What happened

After three days of uninterrupted selling -- and one terrifying note from Citigroup -- shares of semiconductors company Broadcom (AVGO 0.61%) are bouncing back on Tuesday.

As of 1:25 p.m. ET, Broadcom stock is up 4.3%.

Red and blue 3D semiconductor computer chip.

Image source: Getty Images.

So what

Yesterday, if you recall, Broadcom featured prominently in a research note from Citigroup.

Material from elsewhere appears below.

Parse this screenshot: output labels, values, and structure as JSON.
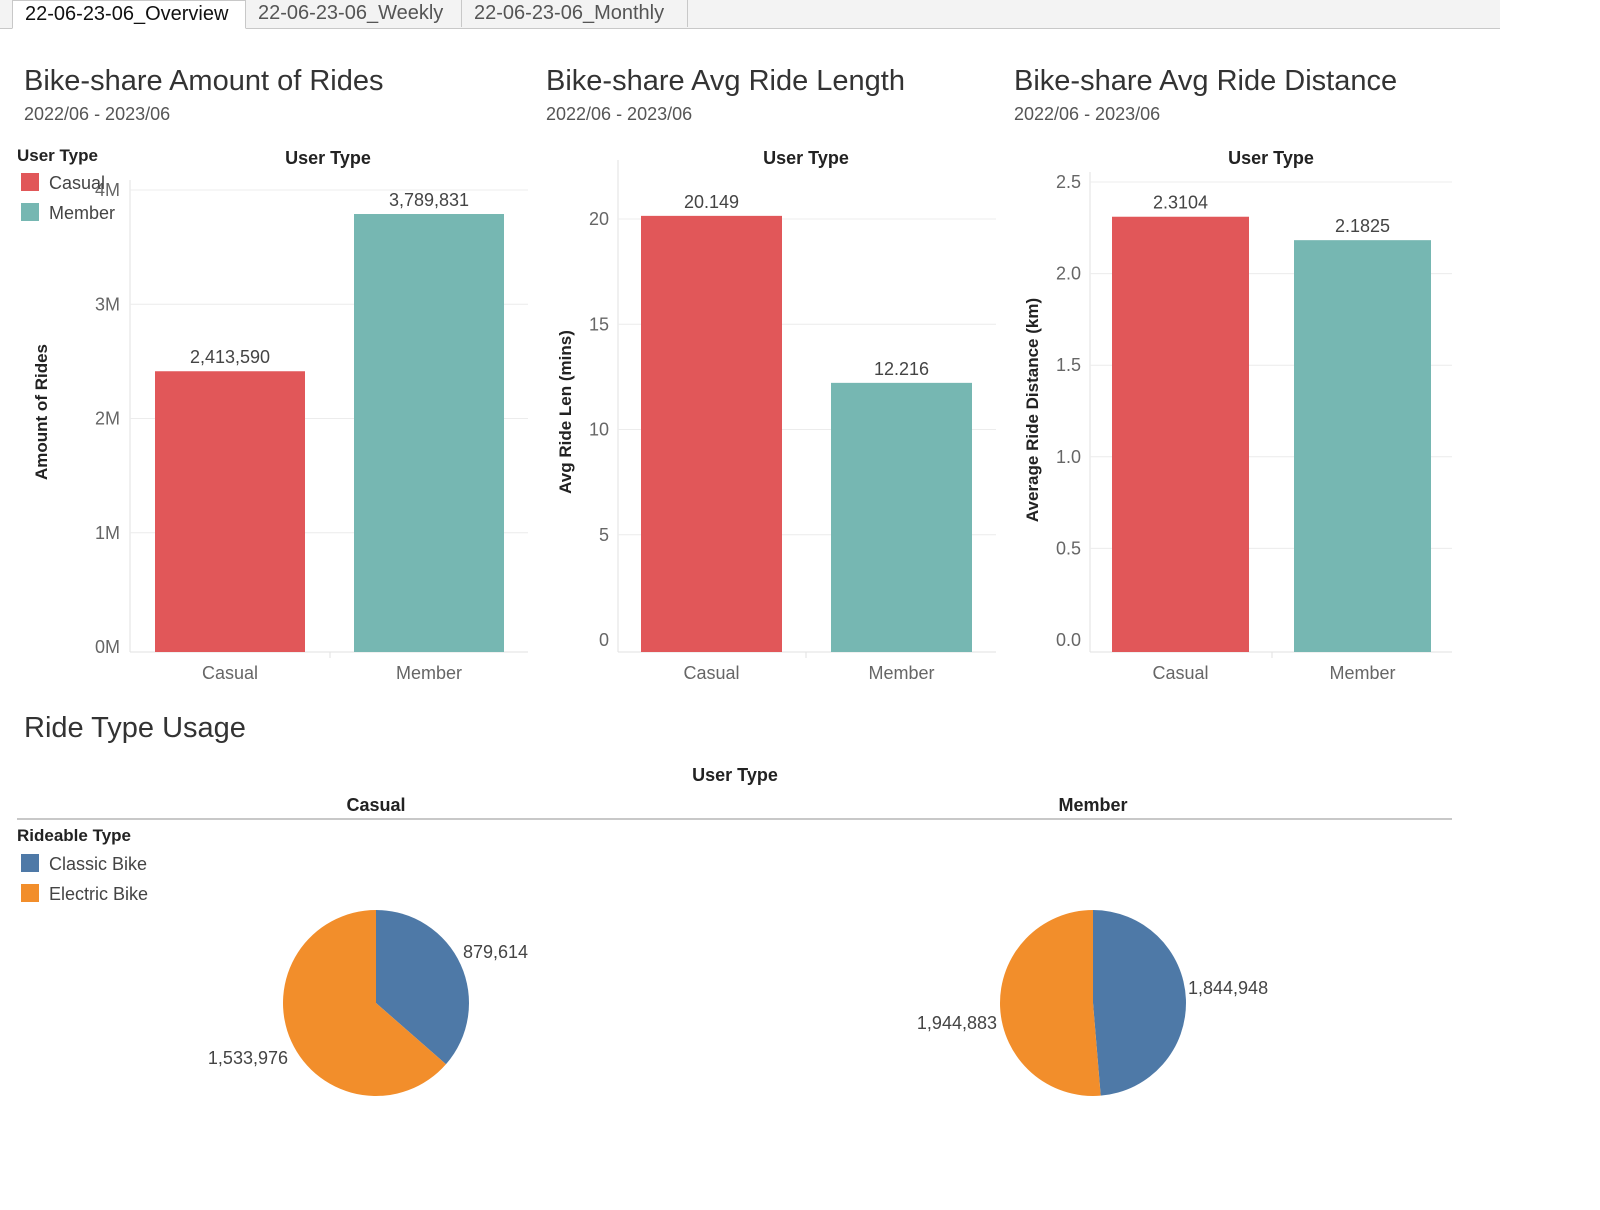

In this note, the international investment banker warned of "incredibly bearish" investor sentiment surrounding chip stocks and suggested this bearishness was appropriate because of risks China poses to the industry.

Specifically, Citi hypothesized a what-if scenario in which China decides to invade Taiwan, shutting down international semiconductor companies' access to chip-manufacturing services from Taiwan Semiconductor Manufacturing Company (TSM -0.34%). In this -- hopefully unlikely -- scenario, Citi warned that "AMD has roughly 55% exposure to TSMC. ADI has roughly 40%, NVDA has roughly 50%, MRVL has roughly 60% [and] AVGO has roughly 75%" (emphasis added).

Semiconductor stocks of all stripes suffered from Citi's warning. Broadcom, however, with its 75% dependence upon TSMC for the semiconductors it sells, clearly seemed the stock most at risk.

Now what

Now granted, Citi's note was a warning -- not a statement of present-day fact and not even necessarily a prediction of what the banker thinks will happen in the future. Broadcom might just go tooling right along, generating 16% revenue growth at 27.5% net profit margins (as it did last quarter) for years without anything disastrous happening to it.

That being said, Citi presumably voiced its concerns for a reason. The banker also provided some options for investors who want to heed its warning, noting that GlobalFoundries (GFS 2.07%) and Intel (INTC 0.64%), for example, are two companies that investors remain "positive" on because they "don't rely on Taiwan."

As for me, given those two choices, I would lean toward an investment in Intel, which trades for less than 10 times earnings over GlobalFoundries, which hasn't earned any profits over the last four years.